The just-passed 2017 federal budget includes $300 million for development assistance for El Salvador, Guatemala, and Honduras. Kelly didn’t mention any concrete steps beyond that regular engagement, though he did announce a joint U.S.-Mexico government conference about economic prosperity and security in the Central America.  

But economic development alone would be insufficient, he said. Many of the people heading north into the U.S. are seeking to escape the violence fomented by the illicit drug trade.

“The reason for the drug flow is our drug demand, and we do almost nothing about it,” he said. That directly results in “what’s happening in Central America: the breakdown of societies, the lack of police effectiveness and a lot of other things.”

That’s nothing new from Kelly. Back when he ran SouthCom, he was saying that Americans’ demand for hard drugs drove instability in his area of responsibility and, by extension, northward migration. But now the connection is getting more attention as today’s Congress focuses on border security and the domestic opioid epidemic.

‘It’s not worth wasting your money’

Progress on those “push” factors will take awhile; neither economic development nor solving the U.S. opioid crisis will happen overnight. In the short term, Kelly’ wants to cut the “pull” factor.

That means strict — and public — enforcement of the U.S. immigration laws to discourage people from entering the States without proper documentation. Immigration policy experts have generally discarded this approach, saying that the pushes are far more powerful than the pulls. But at least in the short term, the Trump administration’s approach appears to be working.

“The message is, ‘If you get here, and if you pay the traffickers, you will probably get here, but you will be turned around within our laws relatively quickly, and returned —it’s not worth wasting your money,’” Kelly said. “Because of all that, and our partnership with Mexico, illegal movements … up into the United States has dropped by 70 percent.”

That approach hasn’t been without controversy, from Texas to Pennsylvania and elsewhere. But Kelly has no plans to shy away from it. Besides believing that it has decreased undocumented immigrants, the retired four-star said it’s also a matter of legal responsibility.
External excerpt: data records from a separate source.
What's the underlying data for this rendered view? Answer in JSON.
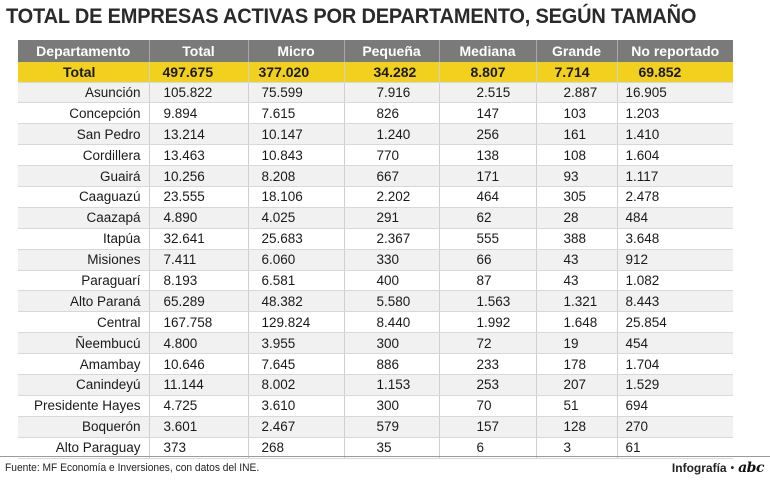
{
  "title": "TOTAL DE EMPRESAS ACTIVAS POR DEPARTAMENTO, SEGÚN TAMAÑO",
  "source": "Fuente: MF Economía e Inversiones, con datos del INE.",
  "credit": {
    "label": "Infografía",
    "separator": "•",
    "logo": "abc"
  },
  "colors": {
    "header_bg": "#7a7a7a",
    "total_bg": "#f2d01e",
    "stripe": "#f1f1f1"
  },
  "chart_data": {
    "type": "table",
    "title": "TOTAL DE EMPRESAS ACTIVAS POR DEPARTAMENTO, SEGÚN TAMAÑO",
    "columns": [
      "Departamento",
      "Total",
      "Micro",
      "Pequeña",
      "Mediana",
      "Grande",
      "No reportado"
    ],
    "total": [
      "Total",
      "497.675",
      "377.020",
      "34.282",
      "8.807",
      "7.714",
      "69.852"
    ],
    "rows": [
      [
        "Asunción",
        "105.822",
        "75.599",
        "7.916",
        "2.515",
        "2.887",
        "16.905"
      ],
      [
        "Concepción",
        "9.894",
        "7.615",
        "826",
        "147",
        "103",
        "1.203"
      ],
      [
        "San Pedro",
        "13.214",
        "10.147",
        "1.240",
        "256",
        "161",
        "1.410"
      ],
      [
        "Cordillera",
        "13.463",
        "10.843",
        "770",
        "138",
        "108",
        "1.604"
      ],
      [
        "Guairá",
        "10.256",
        "8.208",
        "667",
        "171",
        "93",
        "1.117"
      ],
      [
        "Caaguazú",
        "23.555",
        "18.106",
        "2.202",
        "464",
        "305",
        "2.478"
      ],
      [
        "Caazapá",
        "4.890",
        "4.025",
        "291",
        "62",
        "28",
        "484"
      ],
      [
        "Itapúa",
        "32.641",
        "25.683",
        "2.367",
        "555",
        "388",
        "3.648"
      ],
      [
        "Misiones",
        "7.411",
        "6.060",
        "330",
        "66",
        "43",
        "912"
      ],
      [
        "Paraguarí",
        "8.193",
        "6.581",
        "400",
        "87",
        "43",
        "1.082"
      ],
      [
        "Alto Paraná",
        "65.289",
        "48.382",
        "5.580",
        "1.563",
        "1.321",
        "8.443"
      ],
      [
        "Central",
        "167.758",
        "129.824",
        "8.440",
        "1.992",
        "1.648",
        "25.854"
      ],
      [
        "Ñeembucú",
        "4.800",
        "3.955",
        "300",
        "72",
        "19",
        "454"
      ],
      [
        "Amambay",
        "10.646",
        "7.645",
        "886",
        "233",
        "178",
        "1.704"
      ],
      [
        "Canindeyú",
        "11.144",
        "8.002",
        "1.153",
        "253",
        "207",
        "1.529"
      ],
      [
        "Presidente Hayes",
        "4.725",
        "3.610",
        "300",
        "70",
        "51",
        "694"
      ],
      [
        "Boquerón",
        "3.601",
        "2.467",
        "579",
        "157",
        "128",
        "270"
      ],
      [
        "Alto Paraguay",
        "373",
        "268",
        "35",
        "6",
        "3",
        "61"
      ]
    ]
  }
}
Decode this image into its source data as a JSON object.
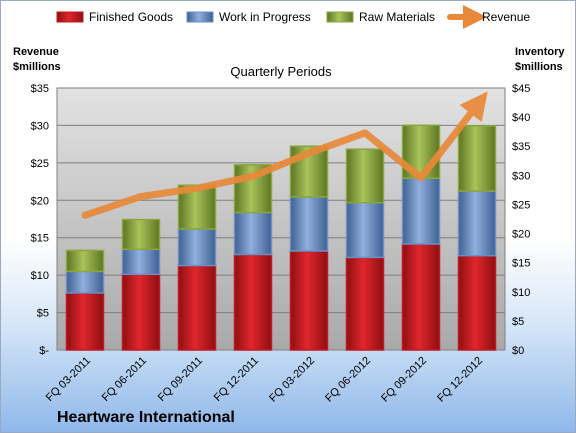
{
  "chart_data": {
    "type": "bar",
    "stacked": true,
    "subtitle": "Quarterly Periods",
    "company": "Heartware International",
    "left_axis_title": [
      "Revenue",
      "$millions"
    ],
    "right_axis_title": [
      "Inventory",
      "$millions"
    ],
    "categories": [
      "FQ 03-2011",
      "FQ 06-2011",
      "FQ 09-2011",
      "FQ 12-2011",
      "FQ 03-2012",
      "FQ 06-2012",
      "FQ 09-2012",
      "FQ 12-2012"
    ],
    "left_ticks": [
      "$-",
      "$5",
      "$10",
      "$15",
      "$20",
      "$25",
      "$30",
      "$35"
    ],
    "right_ticks": [
      "$0",
      "$5",
      "$10",
      "$15",
      "$20",
      "$25",
      "$30",
      "$35",
      "$40",
      "$45"
    ],
    "left_ylim": [
      0,
      35
    ],
    "right_ylim": [
      0,
      45
    ],
    "grid": true,
    "legend_position": "top",
    "series": [
      {
        "name": "Finished Goods",
        "axis": "right",
        "color": "#c0191f",
        "values": [
          9.8,
          13.0,
          14.5,
          16.4,
          17.0,
          15.9,
          18.2,
          16.2
        ]
      },
      {
        "name": "Work in Progress",
        "axis": "right",
        "color": "#6a8fc6",
        "values": [
          3.7,
          4.3,
          6.3,
          7.2,
          9.3,
          9.4,
          11.3,
          11.1
        ]
      },
      {
        "name": "Raw Materials",
        "axis": "right",
        "color": "#8aa63c",
        "values": [
          3.6,
          5.1,
          7.5,
          8.2,
          8.7,
          9.2,
          9.1,
          11.2
        ]
      },
      {
        "name": "Revenue",
        "axis": "left",
        "type": "line",
        "color": "#e8893a",
        "values": [
          18.0,
          20.5,
          21.6,
          23.2,
          26.3,
          29.0,
          23.0,
          32.7
        ]
      }
    ]
  }
}
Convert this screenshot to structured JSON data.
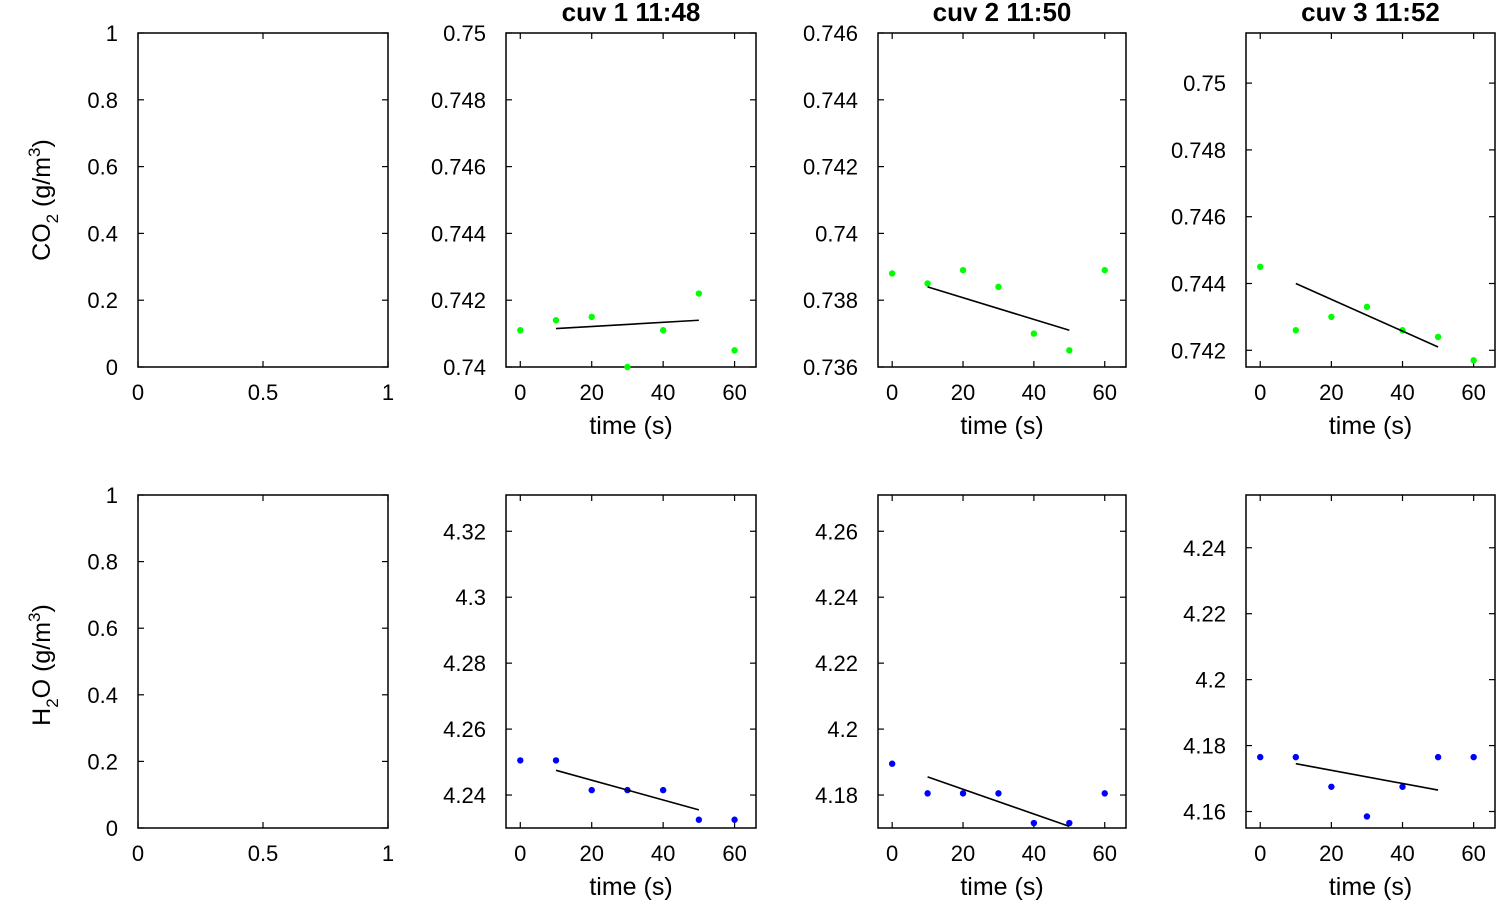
{
  "figure": {
    "co2_ylabel": {
      "main": "CO",
      "sub": "2",
      "unit": " (g/m",
      "sup": "3",
      "close": ")"
    },
    "h2o_ylabel": {
      "pre": "H",
      "sub": "2",
      "main": "O",
      "unit": " (g/m",
      "sup": "3",
      "close": ")"
    }
  },
  "chart_data": [
    {
      "id": "co2-empty",
      "type": "scatter",
      "title": "",
      "xlabel": "",
      "xlim": [
        0,
        1
      ],
      "ylim": [
        0,
        1
      ],
      "xticks": [
        0,
        0.5,
        1
      ],
      "xtick_labels": [
        "0",
        "0.5",
        "1"
      ],
      "yticks": [
        0,
        0.2,
        0.4,
        0.6,
        0.8,
        1
      ],
      "ytick_labels": [
        "0",
        "0.2",
        "0.4",
        "0.6",
        "0.8",
        "1"
      ],
      "color": "",
      "points": [],
      "fit": null
    },
    {
      "id": "co2-cuv1",
      "type": "scatter",
      "title": "cuv 1 11:48",
      "xlabel": "time (s)",
      "xlim": [
        -4,
        66
      ],
      "ylim": [
        0.74,
        0.75
      ],
      "xticks": [
        0,
        20,
        40,
        60
      ],
      "xtick_labels": [
        "0",
        "20",
        "40",
        "60"
      ],
      "yticks": [
        0.74,
        0.742,
        0.744,
        0.746,
        0.748,
        0.75
      ],
      "ytick_labels": [
        "0.74",
        "0.742",
        "0.744",
        "0.746",
        "0.748",
        "0.75"
      ],
      "color": "#00ff00",
      "points": [
        [
          0,
          0.7411
        ],
        [
          10,
          0.7414
        ],
        [
          20,
          0.7415
        ],
        [
          30,
          0.74
        ],
        [
          40,
          0.7411
        ],
        [
          50,
          0.7422
        ],
        [
          60,
          0.7405
        ]
      ],
      "fit": [
        [
          10,
          0.74115
        ],
        [
          50,
          0.7414
        ]
      ]
    },
    {
      "id": "co2-cuv2",
      "type": "scatter",
      "title": "cuv 2 11:50",
      "xlabel": "time (s)",
      "xlim": [
        -4,
        66
      ],
      "ylim": [
        0.736,
        0.746
      ],
      "xticks": [
        0,
        20,
        40,
        60
      ],
      "xtick_labels": [
        "0",
        "20",
        "40",
        "60"
      ],
      "yticks": [
        0.736,
        0.738,
        0.74,
        0.742,
        0.744,
        0.746
      ],
      "ytick_labels": [
        "0.736",
        "0.738",
        "0.74",
        "0.742",
        "0.744",
        "0.746"
      ],
      "color": "#00ff00",
      "points": [
        [
          0,
          0.7388
        ],
        [
          10,
          0.7385
        ],
        [
          20,
          0.7389
        ],
        [
          30,
          0.7384
        ],
        [
          40,
          0.737
        ],
        [
          50,
          0.7365
        ],
        [
          60,
          0.7389
        ]
      ],
      "fit": [
        [
          10,
          0.7384
        ],
        [
          50,
          0.7371
        ]
      ]
    },
    {
      "id": "co2-cuv3",
      "type": "scatter",
      "title": "cuv 3 11:52",
      "xlabel": "time (s)",
      "xlim": [
        -4,
        66
      ],
      "ylim": [
        0.7415,
        0.7515
      ],
      "xticks": [
        0,
        20,
        40,
        60
      ],
      "xtick_labels": [
        "0",
        "20",
        "40",
        "60"
      ],
      "yticks": [
        0.742,
        0.744,
        0.746,
        0.748,
        0.75
      ],
      "ytick_labels": [
        "0.742",
        "0.744",
        "0.746",
        "0.748",
        "0.75"
      ],
      "color": "#00ff00",
      "points": [
        [
          0,
          0.7445
        ],
        [
          10,
          0.7426
        ],
        [
          20,
          0.743
        ],
        [
          30,
          0.7433
        ],
        [
          40,
          0.7426
        ],
        [
          50,
          0.7424
        ],
        [
          60,
          0.7417
        ]
      ],
      "fit": [
        [
          10,
          0.744
        ],
        [
          50,
          0.7421
        ]
      ]
    },
    {
      "id": "h2o-empty",
      "type": "scatter",
      "title": "",
      "xlabel": "",
      "xlim": [
        0,
        1
      ],
      "ylim": [
        0,
        1
      ],
      "xticks": [
        0,
        0.5,
        1
      ],
      "xtick_labels": [
        "0",
        "0.5",
        "1"
      ],
      "yticks": [
        0,
        0.2,
        0.4,
        0.6,
        0.8,
        1
      ],
      "ytick_labels": [
        "0",
        "0.2",
        "0.4",
        "0.6",
        "0.8",
        "1"
      ],
      "color": "",
      "points": [],
      "fit": null
    },
    {
      "id": "h2o-cuv1",
      "type": "scatter",
      "title": "",
      "xlabel": "time (s)",
      "xlim": [
        -4,
        66
      ],
      "ylim": [
        4.23,
        4.331
      ],
      "xticks": [
        0,
        20,
        40,
        60
      ],
      "xtick_labels": [
        "0",
        "20",
        "40",
        "60"
      ],
      "yticks": [
        4.24,
        4.26,
        4.28,
        4.3,
        4.32
      ],
      "ytick_labels": [
        "4.24",
        "4.26",
        "4.28",
        "4.3",
        "4.32"
      ],
      "color": "#0000ff",
      "points": [
        [
          0,
          4.2505
        ],
        [
          10,
          4.2505
        ],
        [
          20,
          4.2415
        ],
        [
          30,
          4.2415
        ],
        [
          40,
          4.2415
        ],
        [
          50,
          4.2325
        ],
        [
          60,
          4.2325
        ]
      ],
      "fit": [
        [
          10,
          4.2475
        ],
        [
          50,
          4.2355
        ]
      ]
    },
    {
      "id": "h2o-cuv2",
      "type": "scatter",
      "title": "",
      "xlabel": "time (s)",
      "xlim": [
        -4,
        66
      ],
      "ylim": [
        4.17,
        4.271
      ],
      "xticks": [
        0,
        20,
        40,
        60
      ],
      "xtick_labels": [
        "0",
        "20",
        "40",
        "60"
      ],
      "yticks": [
        4.18,
        4.2,
        4.22,
        4.24,
        4.26
      ],
      "ytick_labels": [
        "4.18",
        "4.2",
        "4.22",
        "4.24",
        "4.26"
      ],
      "color": "#0000ff",
      "points": [
        [
          0,
          4.1895
        ],
        [
          10,
          4.1805
        ],
        [
          20,
          4.1805
        ],
        [
          30,
          4.1805
        ],
        [
          40,
          4.1715
        ],
        [
          50,
          4.1715
        ],
        [
          60,
          4.1805
        ]
      ],
      "fit": [
        [
          10,
          4.1855
        ],
        [
          50,
          4.1705
        ]
      ]
    },
    {
      "id": "h2o-cuv3",
      "type": "scatter",
      "title": "",
      "xlabel": "time (s)",
      "xlim": [
        -4,
        66
      ],
      "ylim": [
        4.155,
        4.256
      ],
      "xticks": [
        0,
        20,
        40,
        60
      ],
      "xtick_labels": [
        "0",
        "20",
        "40",
        "60"
      ],
      "yticks": [
        4.16,
        4.18,
        4.2,
        4.22,
        4.24
      ],
      "ytick_labels": [
        "4.16",
        "4.18",
        "4.2",
        "4.22",
        "4.24"
      ],
      "color": "#0000ff",
      "points": [
        [
          0,
          4.1765
        ],
        [
          10,
          4.1765
        ],
        [
          20,
          4.1675
        ],
        [
          30,
          4.1585
        ],
        [
          40,
          4.1675
        ],
        [
          50,
          4.1765
        ],
        [
          60,
          4.1765
        ]
      ],
      "fit": [
        [
          10,
          4.1745
        ],
        [
          50,
          4.1665
        ]
      ]
    }
  ]
}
“I have no choice but to carry out the law,” he said. “I’m very quick to point out to Congress, if you don’t like the immigration laws, then do your duty and change the law.”

That’s a refrain he’s oft repeated since assuming the DHS mantle — sometimes with slightly more direct language.

But what about a wall?

Even before he was confirmed, Kelly advocated a much more holistic approach to the physical land border than the White House’s calls for a wall.

“Securing our border — in some places with a physical barrier, in others with patrolling [and] technology — that will go a long way, as well,” he said today.

Trump had requested $1.5 billion to start constructing a wall along the southern border. But the 2017 budget, passed by Congress today, does not include funding for any new walls or fencing (though it does include $341 million for repairing existing barriers).